The dollar has already slid about 25% on a trade-weighted basis over the past four years in a pattern of slips interspersed with periods of stability. Now the excess liquidity that has helped finance the US deficit is drying up, with monetary policy tightening across the world’s biggest economies.

It seems likely that declines will continue. A weaker dollar, it’s almost unanimously agreed, is part of the solution, though economists note that for currency moves to eliminate the US deficit completely the changes required would so vast as to be unacceptable to governments and central banks. Structural changes, such as higher savings in the US and spending elsewhere are also central to the puzzle.

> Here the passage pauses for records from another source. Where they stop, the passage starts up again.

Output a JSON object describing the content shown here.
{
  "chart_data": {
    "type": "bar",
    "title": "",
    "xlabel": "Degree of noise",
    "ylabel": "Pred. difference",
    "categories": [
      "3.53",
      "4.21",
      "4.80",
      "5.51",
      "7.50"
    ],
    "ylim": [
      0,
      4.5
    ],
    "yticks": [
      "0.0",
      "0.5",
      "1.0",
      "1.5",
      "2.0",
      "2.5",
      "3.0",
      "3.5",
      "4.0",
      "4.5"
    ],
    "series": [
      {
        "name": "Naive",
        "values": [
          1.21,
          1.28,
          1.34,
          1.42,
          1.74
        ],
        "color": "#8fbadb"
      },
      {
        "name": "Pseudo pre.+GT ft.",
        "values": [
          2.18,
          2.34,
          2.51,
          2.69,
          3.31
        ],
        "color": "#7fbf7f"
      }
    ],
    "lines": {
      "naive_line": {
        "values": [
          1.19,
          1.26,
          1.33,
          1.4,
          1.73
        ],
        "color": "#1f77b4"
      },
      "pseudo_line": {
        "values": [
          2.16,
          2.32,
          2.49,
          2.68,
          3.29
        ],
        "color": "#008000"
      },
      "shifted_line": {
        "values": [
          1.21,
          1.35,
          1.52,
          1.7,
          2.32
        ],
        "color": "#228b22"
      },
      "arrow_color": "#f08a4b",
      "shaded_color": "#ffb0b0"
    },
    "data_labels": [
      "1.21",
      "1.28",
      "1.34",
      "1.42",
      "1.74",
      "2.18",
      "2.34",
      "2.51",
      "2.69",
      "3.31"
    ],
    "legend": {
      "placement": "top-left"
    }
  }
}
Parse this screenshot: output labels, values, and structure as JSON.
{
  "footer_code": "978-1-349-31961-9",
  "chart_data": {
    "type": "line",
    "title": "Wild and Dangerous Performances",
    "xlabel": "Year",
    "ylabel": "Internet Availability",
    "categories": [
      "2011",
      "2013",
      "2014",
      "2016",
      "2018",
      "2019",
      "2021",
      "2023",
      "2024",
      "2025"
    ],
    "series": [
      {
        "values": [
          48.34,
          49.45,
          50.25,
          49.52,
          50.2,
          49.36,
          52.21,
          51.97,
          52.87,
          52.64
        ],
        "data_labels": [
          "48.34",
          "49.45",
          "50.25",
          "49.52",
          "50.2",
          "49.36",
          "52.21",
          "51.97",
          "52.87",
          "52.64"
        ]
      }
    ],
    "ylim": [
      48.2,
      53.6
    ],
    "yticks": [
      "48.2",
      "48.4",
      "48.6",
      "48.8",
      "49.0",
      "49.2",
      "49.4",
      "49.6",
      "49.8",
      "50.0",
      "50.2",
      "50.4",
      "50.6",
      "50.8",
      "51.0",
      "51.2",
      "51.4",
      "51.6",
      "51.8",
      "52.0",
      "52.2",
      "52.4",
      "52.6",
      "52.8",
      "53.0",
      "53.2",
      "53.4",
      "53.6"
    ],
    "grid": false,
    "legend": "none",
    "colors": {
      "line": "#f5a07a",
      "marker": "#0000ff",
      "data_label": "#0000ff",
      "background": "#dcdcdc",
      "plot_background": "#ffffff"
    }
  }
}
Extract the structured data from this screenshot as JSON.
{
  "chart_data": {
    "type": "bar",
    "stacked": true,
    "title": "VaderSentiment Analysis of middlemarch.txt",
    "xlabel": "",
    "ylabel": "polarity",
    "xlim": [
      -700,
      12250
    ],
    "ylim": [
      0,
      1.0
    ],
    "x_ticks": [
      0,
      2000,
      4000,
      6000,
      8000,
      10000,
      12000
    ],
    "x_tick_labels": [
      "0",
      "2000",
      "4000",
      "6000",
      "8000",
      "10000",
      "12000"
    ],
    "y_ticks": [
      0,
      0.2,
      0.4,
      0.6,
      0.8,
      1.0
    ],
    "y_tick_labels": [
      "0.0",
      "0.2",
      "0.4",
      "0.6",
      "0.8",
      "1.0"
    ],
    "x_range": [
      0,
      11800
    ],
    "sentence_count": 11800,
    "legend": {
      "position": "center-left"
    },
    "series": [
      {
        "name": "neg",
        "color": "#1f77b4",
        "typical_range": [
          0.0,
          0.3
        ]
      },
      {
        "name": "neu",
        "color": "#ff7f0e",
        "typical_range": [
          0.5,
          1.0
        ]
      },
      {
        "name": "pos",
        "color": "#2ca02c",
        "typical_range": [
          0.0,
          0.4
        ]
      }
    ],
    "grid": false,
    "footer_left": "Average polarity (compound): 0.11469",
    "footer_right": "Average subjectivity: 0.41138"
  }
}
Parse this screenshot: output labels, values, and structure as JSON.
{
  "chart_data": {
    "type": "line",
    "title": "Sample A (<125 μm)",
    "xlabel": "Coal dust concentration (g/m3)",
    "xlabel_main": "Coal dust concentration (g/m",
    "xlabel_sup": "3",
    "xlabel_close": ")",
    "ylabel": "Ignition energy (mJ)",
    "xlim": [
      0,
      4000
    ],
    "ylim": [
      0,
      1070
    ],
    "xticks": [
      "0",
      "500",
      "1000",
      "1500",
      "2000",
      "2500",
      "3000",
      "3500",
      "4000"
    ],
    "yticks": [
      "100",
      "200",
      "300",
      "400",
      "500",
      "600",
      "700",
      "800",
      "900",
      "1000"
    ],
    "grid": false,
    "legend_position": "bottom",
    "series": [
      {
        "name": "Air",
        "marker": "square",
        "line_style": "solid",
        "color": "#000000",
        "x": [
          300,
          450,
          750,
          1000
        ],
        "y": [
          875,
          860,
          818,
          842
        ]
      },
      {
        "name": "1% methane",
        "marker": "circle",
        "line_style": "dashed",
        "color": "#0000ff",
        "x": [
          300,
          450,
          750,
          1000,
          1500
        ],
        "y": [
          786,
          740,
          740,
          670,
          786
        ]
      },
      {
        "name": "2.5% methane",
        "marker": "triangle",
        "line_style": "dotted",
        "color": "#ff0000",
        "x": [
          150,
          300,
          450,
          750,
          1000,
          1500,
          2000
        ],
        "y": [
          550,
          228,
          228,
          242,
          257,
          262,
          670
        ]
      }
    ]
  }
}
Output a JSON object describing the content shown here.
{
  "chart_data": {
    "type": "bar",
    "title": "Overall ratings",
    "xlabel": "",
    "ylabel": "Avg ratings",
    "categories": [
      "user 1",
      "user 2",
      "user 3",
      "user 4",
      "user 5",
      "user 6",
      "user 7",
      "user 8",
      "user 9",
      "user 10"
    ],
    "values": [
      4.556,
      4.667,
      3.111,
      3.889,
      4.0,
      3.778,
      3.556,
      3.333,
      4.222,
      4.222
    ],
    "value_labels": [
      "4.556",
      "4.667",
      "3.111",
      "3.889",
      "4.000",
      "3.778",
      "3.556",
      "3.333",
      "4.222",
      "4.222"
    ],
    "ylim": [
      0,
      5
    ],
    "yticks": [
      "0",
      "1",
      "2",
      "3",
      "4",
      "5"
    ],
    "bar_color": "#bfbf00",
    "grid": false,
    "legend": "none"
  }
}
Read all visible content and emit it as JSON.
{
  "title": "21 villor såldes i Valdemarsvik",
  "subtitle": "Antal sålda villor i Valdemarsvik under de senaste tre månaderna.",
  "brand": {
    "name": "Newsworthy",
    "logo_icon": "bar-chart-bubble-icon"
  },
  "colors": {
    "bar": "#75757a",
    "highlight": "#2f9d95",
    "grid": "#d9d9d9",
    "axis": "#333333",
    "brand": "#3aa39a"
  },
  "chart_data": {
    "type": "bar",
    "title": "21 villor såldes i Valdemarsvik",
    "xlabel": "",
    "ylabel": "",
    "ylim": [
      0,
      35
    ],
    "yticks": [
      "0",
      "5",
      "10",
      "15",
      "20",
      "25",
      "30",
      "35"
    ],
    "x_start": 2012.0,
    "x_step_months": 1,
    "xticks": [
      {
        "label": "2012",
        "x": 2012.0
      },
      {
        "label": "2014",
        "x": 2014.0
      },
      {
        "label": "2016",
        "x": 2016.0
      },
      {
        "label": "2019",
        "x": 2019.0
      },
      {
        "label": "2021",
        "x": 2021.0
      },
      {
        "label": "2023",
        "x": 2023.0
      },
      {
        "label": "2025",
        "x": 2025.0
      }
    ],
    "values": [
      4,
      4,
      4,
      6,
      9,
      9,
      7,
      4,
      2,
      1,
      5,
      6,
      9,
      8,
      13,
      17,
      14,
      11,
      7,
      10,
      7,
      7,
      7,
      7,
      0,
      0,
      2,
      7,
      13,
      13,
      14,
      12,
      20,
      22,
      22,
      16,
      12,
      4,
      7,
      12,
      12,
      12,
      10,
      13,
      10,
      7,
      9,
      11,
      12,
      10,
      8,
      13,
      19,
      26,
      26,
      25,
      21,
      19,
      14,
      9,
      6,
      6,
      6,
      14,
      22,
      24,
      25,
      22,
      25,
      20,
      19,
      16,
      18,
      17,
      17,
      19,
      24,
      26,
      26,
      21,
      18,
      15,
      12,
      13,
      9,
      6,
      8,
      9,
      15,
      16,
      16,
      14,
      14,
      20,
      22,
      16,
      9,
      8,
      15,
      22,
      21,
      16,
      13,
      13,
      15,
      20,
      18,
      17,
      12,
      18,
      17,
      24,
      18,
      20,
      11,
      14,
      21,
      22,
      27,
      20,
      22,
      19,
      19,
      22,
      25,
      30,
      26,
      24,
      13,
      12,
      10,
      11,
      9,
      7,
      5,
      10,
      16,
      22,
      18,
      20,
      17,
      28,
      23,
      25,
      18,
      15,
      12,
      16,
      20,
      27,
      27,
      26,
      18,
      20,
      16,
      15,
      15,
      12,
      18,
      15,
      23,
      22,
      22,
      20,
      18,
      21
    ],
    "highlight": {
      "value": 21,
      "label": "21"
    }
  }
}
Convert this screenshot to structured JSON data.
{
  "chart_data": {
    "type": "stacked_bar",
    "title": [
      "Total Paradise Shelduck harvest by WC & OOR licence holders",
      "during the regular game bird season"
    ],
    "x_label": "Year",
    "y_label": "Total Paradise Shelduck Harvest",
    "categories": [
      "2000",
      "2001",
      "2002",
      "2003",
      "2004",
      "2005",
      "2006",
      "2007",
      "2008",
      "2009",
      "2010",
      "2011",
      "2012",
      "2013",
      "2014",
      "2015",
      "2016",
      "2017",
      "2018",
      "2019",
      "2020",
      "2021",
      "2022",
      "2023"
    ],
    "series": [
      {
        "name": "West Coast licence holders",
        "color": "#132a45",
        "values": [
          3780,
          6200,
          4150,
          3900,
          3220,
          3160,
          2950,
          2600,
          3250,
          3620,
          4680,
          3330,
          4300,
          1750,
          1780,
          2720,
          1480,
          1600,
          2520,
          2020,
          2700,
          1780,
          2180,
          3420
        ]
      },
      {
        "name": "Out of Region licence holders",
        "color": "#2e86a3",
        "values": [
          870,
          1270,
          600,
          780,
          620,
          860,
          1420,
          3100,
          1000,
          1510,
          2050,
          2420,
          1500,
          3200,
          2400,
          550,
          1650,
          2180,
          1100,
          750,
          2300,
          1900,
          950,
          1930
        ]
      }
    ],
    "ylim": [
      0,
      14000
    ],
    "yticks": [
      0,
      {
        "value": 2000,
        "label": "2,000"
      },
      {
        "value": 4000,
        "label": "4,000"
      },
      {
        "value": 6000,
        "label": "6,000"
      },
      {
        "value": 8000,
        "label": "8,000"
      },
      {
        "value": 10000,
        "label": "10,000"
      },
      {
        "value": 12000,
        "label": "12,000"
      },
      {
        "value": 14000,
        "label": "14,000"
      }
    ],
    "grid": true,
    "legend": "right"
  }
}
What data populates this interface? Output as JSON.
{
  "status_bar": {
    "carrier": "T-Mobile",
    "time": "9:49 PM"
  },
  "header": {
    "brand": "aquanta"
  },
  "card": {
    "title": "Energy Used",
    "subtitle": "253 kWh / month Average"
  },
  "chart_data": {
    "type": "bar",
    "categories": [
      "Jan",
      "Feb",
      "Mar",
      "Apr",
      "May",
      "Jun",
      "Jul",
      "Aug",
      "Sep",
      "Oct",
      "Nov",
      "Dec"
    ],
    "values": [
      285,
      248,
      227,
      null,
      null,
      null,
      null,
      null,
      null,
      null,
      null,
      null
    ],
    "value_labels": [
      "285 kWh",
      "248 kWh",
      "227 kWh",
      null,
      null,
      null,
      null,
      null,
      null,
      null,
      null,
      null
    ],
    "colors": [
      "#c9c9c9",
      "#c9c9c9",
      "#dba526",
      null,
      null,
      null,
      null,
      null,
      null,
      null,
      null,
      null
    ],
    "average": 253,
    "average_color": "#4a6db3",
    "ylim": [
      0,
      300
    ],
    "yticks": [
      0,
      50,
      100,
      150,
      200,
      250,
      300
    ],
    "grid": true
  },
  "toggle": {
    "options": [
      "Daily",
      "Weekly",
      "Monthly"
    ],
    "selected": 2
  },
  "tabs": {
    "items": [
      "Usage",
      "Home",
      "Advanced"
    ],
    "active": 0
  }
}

Managing director of the Washington-based Institute of International Finance Charles Dallara warned that there’s no room for complacency: “I don’t see any sense of urgency or any game plan” to deal with the situation, he told Emerging Markets. The G7 and the IMF must work out a coordinated approach to deal with the imbalances while there is still time, he said.

Dallara later told an IIF seminar on private capital flows and financial market development that: “if global imbalances are not dealt with the global environment could become not only difficult but downright nasty.” He added that he doubted whether financial markets had fully “priced in” such risks.

Shigemitsu Miki, chairman of Japan’s Bank of Tokyo-Mitsubishi UFJ echoed the call for more dialogue, recommending a greater role for the private sector. “Adjustment must come,” Miki noted but he sees no reason for the dollar to “plummet.” The US “has major deficits its economy also has great strengths,” said Miki who acts as an advisor to various Asian monetary authorities.

The feeling is that if Ben Bernanke, Jean Claude-Trichet, Fukui and Zhou have determined to fix the situation, there’s no reason why it can’t be done, especially as politicians are starting to come on board. With the global economy proceeding a-pace and inflation seemingly under wraps, the conditions seem as auspicious as they ever will be.